¿De qué forma puedo dar a conocer mis escritos sin correr el riesgo de plagio?

La respuesta no es alentadora. Siempre habrá plagio de las obras, por más precauciones que uno tome. Más aún cuando la obra de expone por Internet o medios de difusión masiva. No obstante, existen diversas precauciones que el autor puede tomar para protegerse contra los plagiadores y tener la oportunidad de acudir a la justicia para reclamar por sus derechos.

En primer lugar se recomienda que toda obra, antes de conocer la luz, quede registrada en la Oficina de Derechos de Autor de su localidad. Esto lo ubica a Usted como el autor de la obra y la da la posibilidad de reclamar ante la justicia, en caso de plagio. Si Usted publica la obra, una persona deshonesta puede proteger los derechos de autoría de su obra y usted perdería cualquier posibilidad de reclamo. Por eso, el primer y más importante paso para asegurar la obra, es protegiendo los derechos de autor de la misma.

Cuando la obra ya tenga los derechos protegidos, queda la pregunta de la difusión de la misma. Hay tres formas de difundirla:

  1. Acudir a una Editorial (ya sea para que la Editorial asuma los costos de la edición, publicidad y difusión; o usted mismo).
  2. Participar y ganar un concurso literario.
  3. Acudir a medios de difusión gratuitos como la Comunidad Literaria – Rincón de los Escritores.

En ninguno de las formas anteriores la obra estará 100% protegida del plagio. Como ejemplo, muchos de los libros, antes de que salgan de la bodega del editor, ya pululan en las calles, editados por personas inescrupulosas (aquí es donde nosotros mismos tenemos la responsabilidad, ya que al comprar los libros en la calle a los piratas, le hacemos daño a nuestros colegas autores y a nosotros mismos).

Internet permite “copiar y pegar” los textos que se publican, lo que facilita el plagio y la utilización de material sin la autorización de los autores. Para contrarrestar esto, se han inventado los editores de Libros Electrónicos, que dan un nivel de seguridad, ya que deshabilitan las opciones de copiar, pegar, imprimir, editar, etc., de un texto consignado en ellos. Asimismo, los libros electrónicos pueden ser protegidos por clave, ya sea parcialmente o en forma total.
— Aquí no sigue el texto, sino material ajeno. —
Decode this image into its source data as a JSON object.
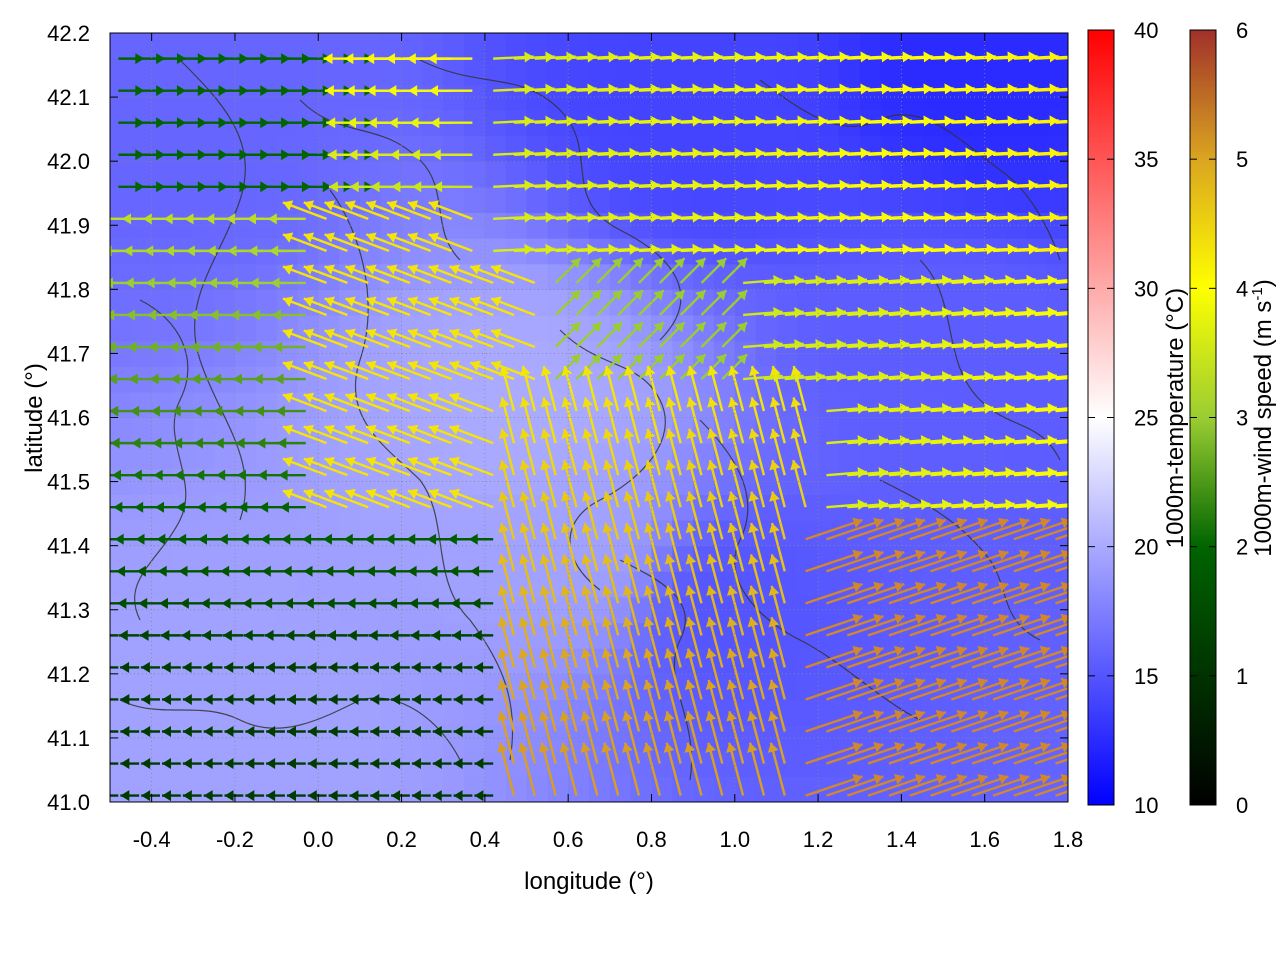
{
  "chart_data": {
    "type": "heatmap",
    "title": "",
    "xlabel": "longitude (°)",
    "ylabel": "latitude (°)",
    "xlim": [
      -0.5,
      1.8
    ],
    "ylim": [
      41.0,
      42.2
    ],
    "xticks": [
      -0.4,
      -0.2,
      0.0,
      0.2,
      0.4,
      0.6,
      0.8,
      1.0,
      1.2,
      1.4,
      1.6,
      1.8
    ],
    "xtick_labels": [
      "-0.4",
      "-0.2",
      "0.0",
      "0.2",
      "0.4",
      "0.6",
      "0.8",
      "1.0",
      "1.2",
      "1.4",
      "1.6",
      "1.8"
    ],
    "yticks": [
      41.0,
      41.1,
      41.2,
      41.3,
      41.4,
      41.5,
      41.6,
      41.7,
      41.8,
      41.9,
      42.0,
      42.1,
      42.2
    ],
    "ytick_labels": [
      "41.0",
      "41.1",
      "41.2",
      "41.3",
      "41.4",
      "41.5",
      "41.6",
      "41.7",
      "41.8",
      "41.9",
      "42.0",
      "42.1",
      "42.2"
    ],
    "grid": true,
    "temperature_colorbar": {
      "label": "1000m-temperature (°C)",
      "range": [
        10,
        40
      ],
      "ticks": [
        "10",
        "15",
        "20",
        "25",
        "30",
        "35",
        "40"
      ],
      "colors": [
        "#0000ff",
        "#ffffff",
        "#ff0000"
      ]
    },
    "wind_colorbar": {
      "label": "1000m-wind speed (m s",
      "label_superscript": "-1",
      "label_suffix": ")",
      "range": [
        0,
        6
      ],
      "ticks": [
        "0",
        "1",
        "2",
        "3",
        "4",
        "5",
        "6"
      ],
      "colors": [
        "#000000",
        "#006400",
        "#9acd32",
        "#ffff00",
        "#daa520",
        "#cd7f32",
        "#a0302a"
      ]
    },
    "temperature_field": {
      "approx_range": [
        14,
        22
      ],
      "description_values": [
        {
          "lon": -0.2,
          "lat": 41.1,
          "t": 19.5
        },
        {
          "lon": 0.5,
          "lat": 41.6,
          "t": 20.0
        },
        {
          "lon": 0.6,
          "lat": 41.4,
          "t": 19.5
        },
        {
          "lon": 1.0,
          "lat": 41.3,
          "t": 15.0
        },
        {
          "lon": 1.6,
          "lat": 42.15,
          "t": 12.5
        },
        {
          "lon": 0.9,
          "lat": 42.1,
          "t": 14.0
        },
        {
          "lon": -0.3,
          "lat": 42.1,
          "t": 16.0
        },
        {
          "lon": 1.5,
          "lat": 41.7,
          "t": 15.5
        }
      ]
    },
    "wind_field_regions": [
      {
        "region": "north-east",
        "direction": "east",
        "speed": 4.0
      },
      {
        "region": "south-east",
        "direction": "north-east",
        "speed": 6.0
      },
      {
        "region": "west",
        "direction": "west",
        "speed": 2.5
      },
      {
        "region": "center",
        "direction": "north-west",
        "speed": 4.5
      }
    ]
  }
}
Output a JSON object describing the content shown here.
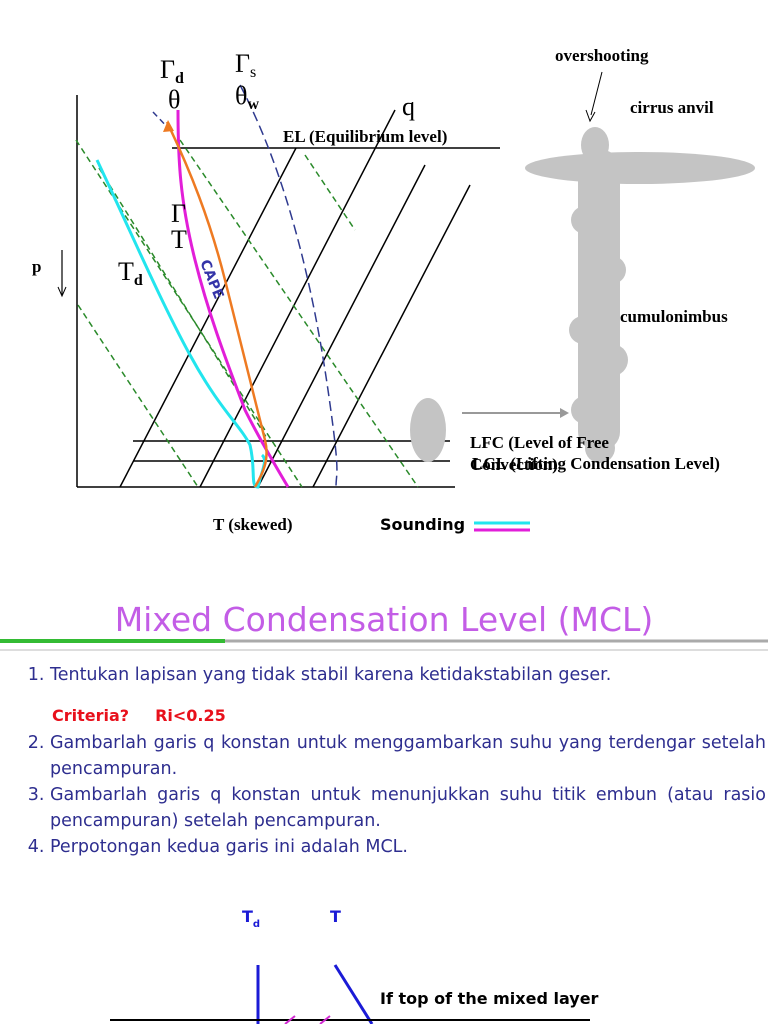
{
  "skewt": {
    "dry_adiabat": {
      "symbol": "Γ",
      "sub": "d",
      "theta": "θ"
    },
    "moist_adiabat": {
      "symbol": "Γ",
      "sub": "s",
      "theta": "θ",
      "theta_sub": "w"
    },
    "mixing_ratio": "q",
    "el": "EL (Equilibrium level)",
    "gamma_t": {
      "symbol": "Γ",
      "t": "T"
    },
    "pressure": "p",
    "dewpoint": {
      "symbol": "T",
      "sub": "d"
    },
    "cape": "CAPE",
    "lfc": [
      "LFC (Level of Free",
      "Convection)"
    ],
    "lcl": "LCL (Lifting Condensation Level)",
    "x_axis": "T (skewed)",
    "legend": "Sounding"
  },
  "cloud": {
    "overshooting": "overshooting",
    "anvil": "cirrus anvil",
    "tower": "cumulonimbus"
  },
  "title": "Mixed Condensation Level (MCL)",
  "steps": [
    "Tentukan lapisan yang tidak stabil karena ketidakstabilan geser.",
    "Gambarlah garis q konstan untuk menggambarkan suhu yang terdengar setelah pencampuran.",
    "Gambarlah garis q konstan untuk menunjukkan suhu titik embun (atau rasio pencampuran) setelah pencampuran.",
    "Perpotongan kedua garis ini adalah MCL."
  ],
  "criteria": {
    "label": "Criteria?",
    "value": "Ri<0.25"
  },
  "bottom": {
    "dewpoint": {
      "symbol": "T",
      "sub": "d"
    },
    "temperature": "T",
    "label": "If top of the mixed layer"
  }
}
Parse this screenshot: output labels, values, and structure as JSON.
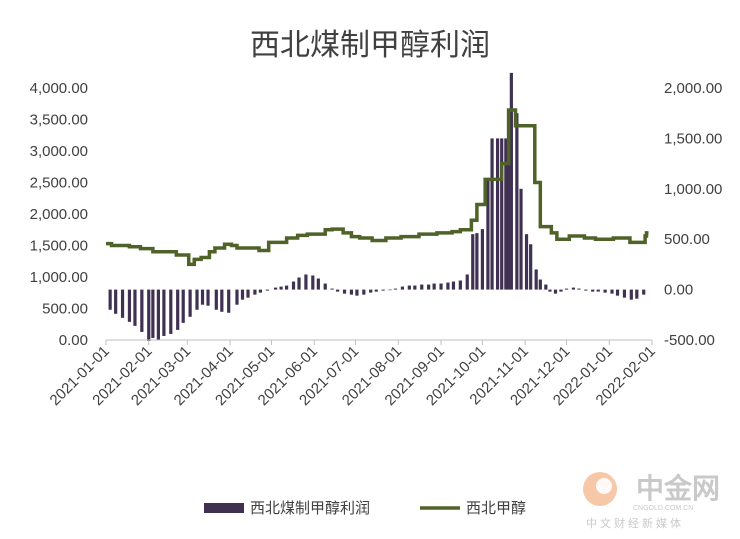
{
  "chart_data": {
    "type": "bar+line",
    "title": "西北煤制甲醇利润",
    "colors": {
      "bar": "#403152",
      "line": "#4f6228",
      "axis": "#bfbfbf",
      "text": "#404040",
      "watermark": "#c9c9c9",
      "logo": "#f4b183"
    },
    "left_axis": {
      "ylim": [
        0,
        4000
      ],
      "ticks": [
        "0.00",
        "500.00",
        "1,000.00",
        "1,500.00",
        "2,000.00",
        "2,500.00",
        "3,000.00",
        "3,500.00",
        "4,000.00"
      ]
    },
    "right_axis": {
      "ylim": [
        -500,
        2000
      ],
      "ticks": [
        "-500.00",
        "0.00",
        "500.00",
        "1,000.00",
        "1,500.00",
        "2,000.00"
      ]
    },
    "x_axis": {
      "range": [
        "2021-01-01",
        "2022-02-01"
      ],
      "ticks": [
        "2021-01-01",
        "2021-02-01",
        "2021-03-01",
        "2021-04-01",
        "2021-05-01",
        "2021-06-01",
        "2021-07-01",
        "2021-08-01",
        "2021-09-01",
        "2021-10-01",
        "2021-11-01",
        "2021-12-01",
        "2022-01-01",
        "2022-02-01"
      ]
    },
    "legend": {
      "placement": "bottom",
      "items": [
        {
          "label": "西北煤制甲醇利润",
          "kind": "bar"
        },
        {
          "label": "西北甲醇",
          "kind": "line"
        }
      ]
    },
    "series": [
      {
        "name": "西北煤制甲醇利润",
        "axis": "right",
        "kind": "bar",
        "x": [
          "2021-01-04",
          "2021-01-08",
          "2021-01-13",
          "2021-01-18",
          "2021-01-22",
          "2021-01-27",
          "2021-02-01",
          "2021-02-04",
          "2021-02-08",
          "2021-02-12",
          "2021-02-17",
          "2021-02-22",
          "2021-02-26",
          "2021-03-03",
          "2021-03-08",
          "2021-03-12",
          "2021-03-16",
          "2021-03-22",
          "2021-03-26",
          "2021-03-31",
          "2021-04-06",
          "2021-04-10",
          "2021-04-14",
          "2021-04-19",
          "2021-04-23",
          "2021-04-28",
          "2021-05-04",
          "2021-05-08",
          "2021-05-12",
          "2021-05-17",
          "2021-05-21",
          "2021-05-26",
          "2021-05-31",
          "2021-06-04",
          "2021-06-09",
          "2021-06-14",
          "2021-06-18",
          "2021-06-23",
          "2021-06-28",
          "2021-07-02",
          "2021-07-07",
          "2021-07-12",
          "2021-07-16",
          "2021-07-21",
          "2021-07-26",
          "2021-07-30",
          "2021-08-04",
          "2021-08-09",
          "2021-08-13",
          "2021-08-18",
          "2021-08-23",
          "2021-08-27",
          "2021-09-01",
          "2021-09-06",
          "2021-09-10",
          "2021-09-15",
          "2021-09-20",
          "2021-09-24",
          "2021-09-27",
          "2021-10-01",
          "2021-10-05",
          "2021-10-08",
          "2021-10-12",
          "2021-10-15",
          "2021-10-18",
          "2021-10-20",
          "2021-10-22",
          "2021-10-26",
          "2021-10-29",
          "2021-11-02",
          "2021-11-05",
          "2021-11-09",
          "2021-11-12",
          "2021-11-16",
          "2021-11-19",
          "2021-11-23",
          "2021-11-27",
          "2021-12-01",
          "2021-12-06",
          "2021-12-10",
          "2021-12-15",
          "2021-12-20",
          "2021-12-24",
          "2021-12-29",
          "2022-01-03",
          "2022-01-07",
          "2022-01-12",
          "2022-01-17",
          "2022-01-21",
          "2022-01-26"
        ],
        "values": [
          -200,
          -240,
          -280,
          -320,
          -360,
          -420,
          -510,
          -480,
          -500,
          -460,
          -440,
          -400,
          -330,
          -270,
          -200,
          -150,
          -160,
          -200,
          -220,
          -230,
          -150,
          -100,
          -80,
          -50,
          -30,
          -10,
          20,
          30,
          40,
          80,
          120,
          150,
          140,
          110,
          60,
          10,
          -20,
          -40,
          -50,
          -60,
          -50,
          -30,
          -20,
          -10,
          -5,
          10,
          30,
          40,
          40,
          50,
          50,
          60,
          60,
          70,
          80,
          90,
          150,
          550,
          560,
          600,
          1100,
          1500,
          1500,
          1500,
          1500,
          1700,
          2150,
          1750,
          1000,
          550,
          450,
          200,
          100,
          50,
          -20,
          -40,
          -20,
          10,
          20,
          10,
          -10,
          -20,
          -20,
          -30,
          -40,
          -60,
          -80,
          -100,
          -90,
          -50
        ]
      },
      {
        "name": "西北甲醇",
        "axis": "left",
        "kind": "step-line",
        "x": [
          "2021-01-01",
          "2021-01-05",
          "2021-01-18",
          "2021-01-26",
          "2021-02-04",
          "2021-02-21",
          "2021-03-02",
          "2021-03-06",
          "2021-03-11",
          "2021-03-17",
          "2021-03-21",
          "2021-03-28",
          "2021-04-02",
          "2021-04-06",
          "2021-04-22",
          "2021-04-29",
          "2021-05-12",
          "2021-05-20",
          "2021-05-27",
          "2021-06-09",
          "2021-06-14",
          "2021-06-22",
          "2021-06-28",
          "2021-07-04",
          "2021-07-13",
          "2021-07-23",
          "2021-08-03",
          "2021-08-16",
          "2021-08-29",
          "2021-09-09",
          "2021-09-15",
          "2021-09-23",
          "2021-09-27",
          "2021-10-03",
          "2021-10-15",
          "2021-10-20",
          "2021-10-25",
          "2021-11-08",
          "2021-11-12",
          "2021-11-20",
          "2021-11-24",
          "2021-12-03",
          "2021-12-14",
          "2021-12-22",
          "2022-01-04",
          "2022-01-16",
          "2022-01-21",
          "2022-01-27",
          "2022-01-28"
        ],
        "values": [
          1530,
          1500,
          1480,
          1450,
          1400,
          1350,
          1200,
          1280,
          1310,
          1400,
          1460,
          1520,
          1500,
          1460,
          1420,
          1550,
          1620,
          1660,
          1680,
          1750,
          1760,
          1700,
          1640,
          1620,
          1580,
          1620,
          1640,
          1680,
          1700,
          1720,
          1750,
          1900,
          2150,
          2550,
          2800,
          3650,
          3400,
          2500,
          1800,
          1700,
          1600,
          1650,
          1620,
          1600,
          1620,
          1550,
          1550,
          1650,
          1700
        ]
      }
    ]
  },
  "watermark": {
    "brand": "中金网",
    "domain": "CNGOLD.COM.CN",
    "slogan": "中文财经新媒体"
  }
}
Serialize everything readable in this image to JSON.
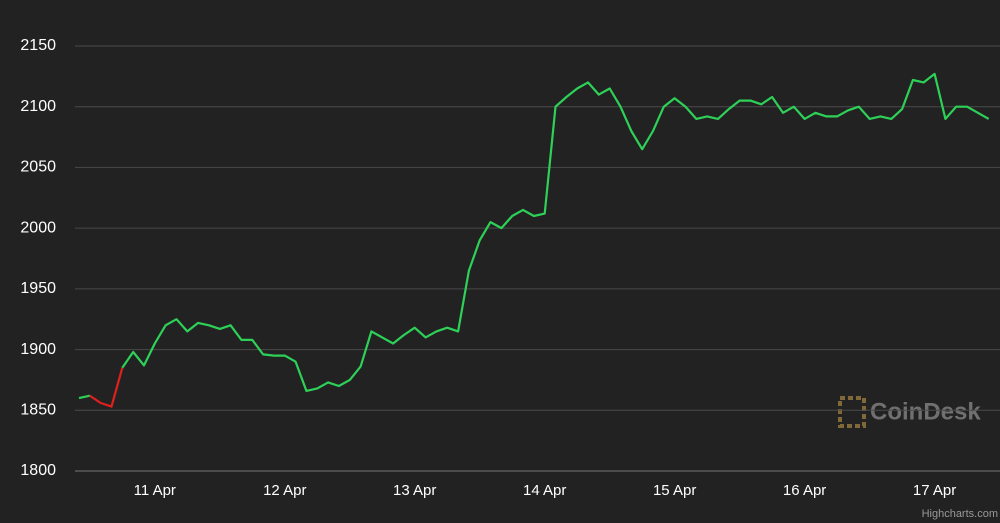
{
  "chart_data": {
    "type": "line",
    "categories": [
      null,
      null,
      null,
      null,
      null,
      null,
      null,
      "11 Apr",
      null,
      null,
      null,
      null,
      null,
      null,
      null,
      null,
      null,
      null,
      null,
      "12 Apr",
      null,
      null,
      null,
      null,
      null,
      null,
      null,
      null,
      null,
      null,
      null,
      "13 Apr",
      null,
      null,
      null,
      null,
      null,
      null,
      null,
      null,
      null,
      null,
      null,
      "14 Apr",
      null,
      null,
      null,
      null,
      null,
      null,
      null,
      null,
      null,
      null,
      null,
      "15 Apr",
      null,
      null,
      null,
      null,
      null,
      null,
      null,
      null,
      null,
      null,
      null,
      "16 Apr",
      null,
      null,
      null,
      null,
      null,
      null,
      null,
      null,
      null,
      null,
      null,
      "17 Apr",
      null,
      null,
      null,
      null,
      null
    ],
    "series": [
      {
        "color": "#2ed158",
        "negative_color": "#e0201e",
        "values": [
          1860,
          1862,
          1856,
          1853,
          1885,
          1898,
          1887,
          1905,
          1920,
          1925,
          1915,
          1922,
          1920,
          1917,
          1920,
          1908,
          1908,
          1896,
          1895,
          1895,
          1890,
          1866,
          1868,
          1873,
          1870,
          1875,
          1886,
          1915,
          1910,
          1905,
          1912,
          1918,
          1910,
          1915,
          1918,
          1915,
          1965,
          1990,
          2005,
          2000,
          2010,
          2015,
          2010,
          2012,
          2100,
          2108,
          2115,
          2120,
          2110,
          2115,
          2100,
          2080,
          2065,
          2080,
          2100,
          2107,
          2100,
          2090,
          2092,
          2090,
          2098,
          2105,
          2105,
          2102,
          2108,
          2095,
          2100,
          2090,
          2095,
          2092,
          2092,
          2097,
          2100,
          2090,
          2092,
          2090,
          2098,
          2122,
          2120,
          2127,
          2090,
          2100,
          2100,
          2095,
          2090
        ]
      }
    ],
    "ylim": [
      1800,
      2150
    ],
    "yticks": [
      1800,
      1850,
      1900,
      1950,
      2000,
      2050,
      2100,
      2150
    ],
    "grid": true,
    "watermark": "CoinDesk",
    "credit": "Highcharts.com"
  }
}
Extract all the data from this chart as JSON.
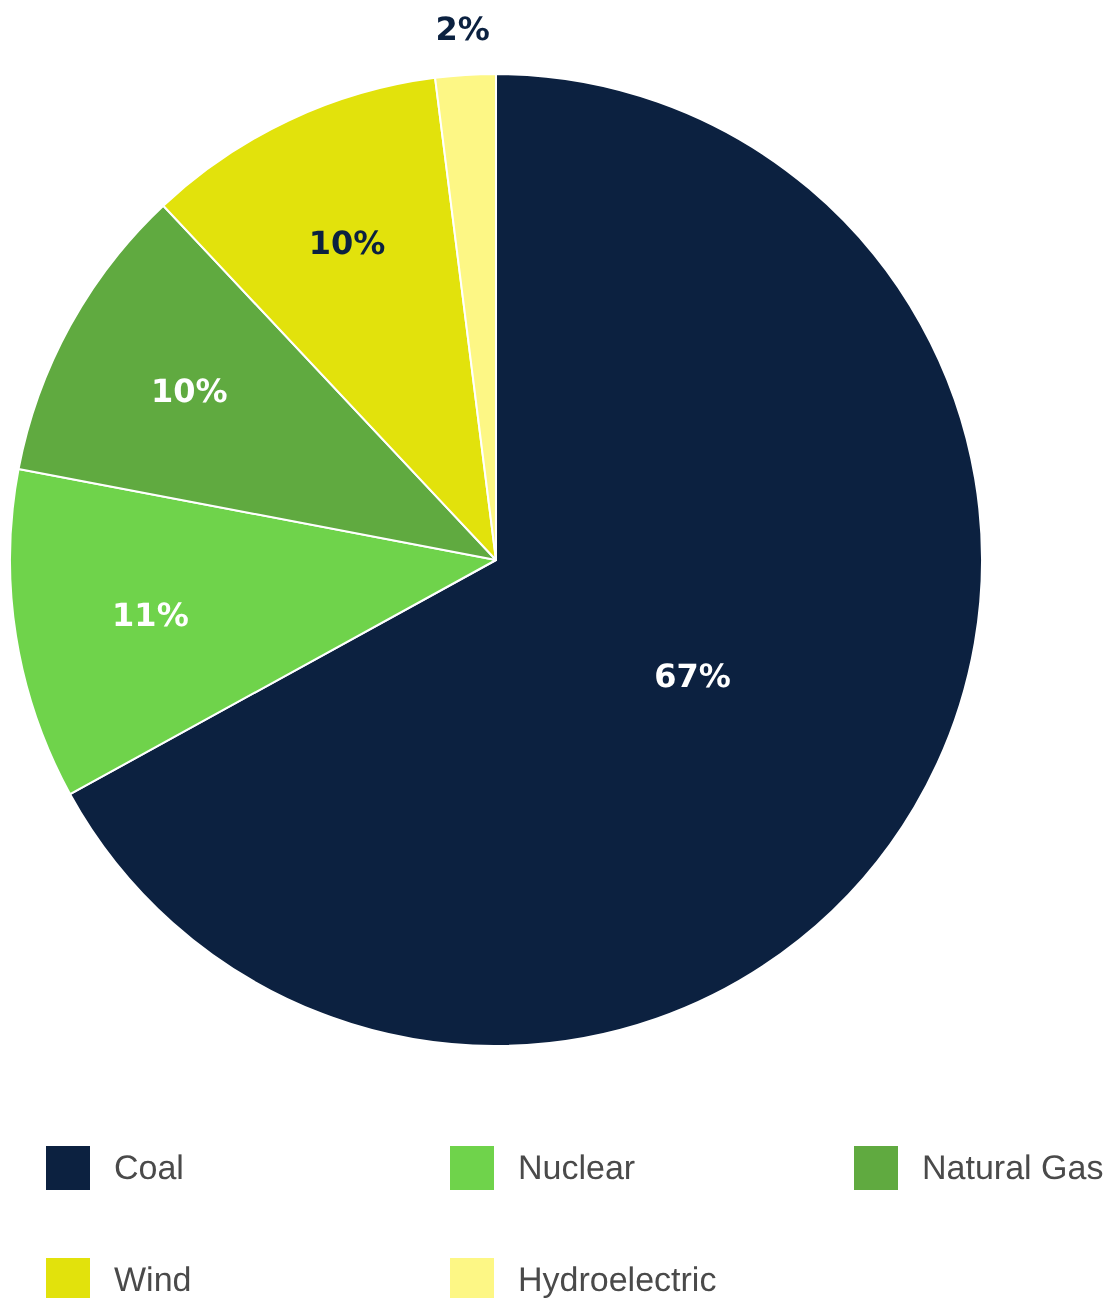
{
  "chart_data": {
    "type": "pie",
    "categories": [
      "Coal",
      "Nuclear",
      "Natural Gas",
      "Wind",
      "Hydroelectric"
    ],
    "values": [
      67,
      11,
      10,
      10,
      2
    ],
    "value_labels": [
      "67%",
      "11%",
      "10%",
      "10%",
      "2%"
    ],
    "colors": [
      "#0c2140",
      "#6fd34b",
      "#60aa40",
      "#e2e20c",
      "#fdf785"
    ],
    "legend": "bottom"
  }
}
Esto da seguridad a los autores en contra del plagio, pero no evita que un hacker pueda “romper” el código y apropiarse de la información. De igual forma, una persona inescrupulosa, interesada en plagiar la información, simplemente puede sentarse a “pasar” el texto en cualquier Editor (esto lo hacen con frecuencia, tanto en textos electrónicos como los tradicionales).

Así que de cualquier forma el autor corre el riesgo de plagio cuando publica su texto, sin importar el medio en el que lo haga. La única forma de lucha contra esta plaga, es evitar comprar los textos que han sido plagiados y provienen de fuentes sin definir.

Únicamente nosotros podemos hacer la diferencia. Ya que mientras exista la demanda, la oferta nunca cesará.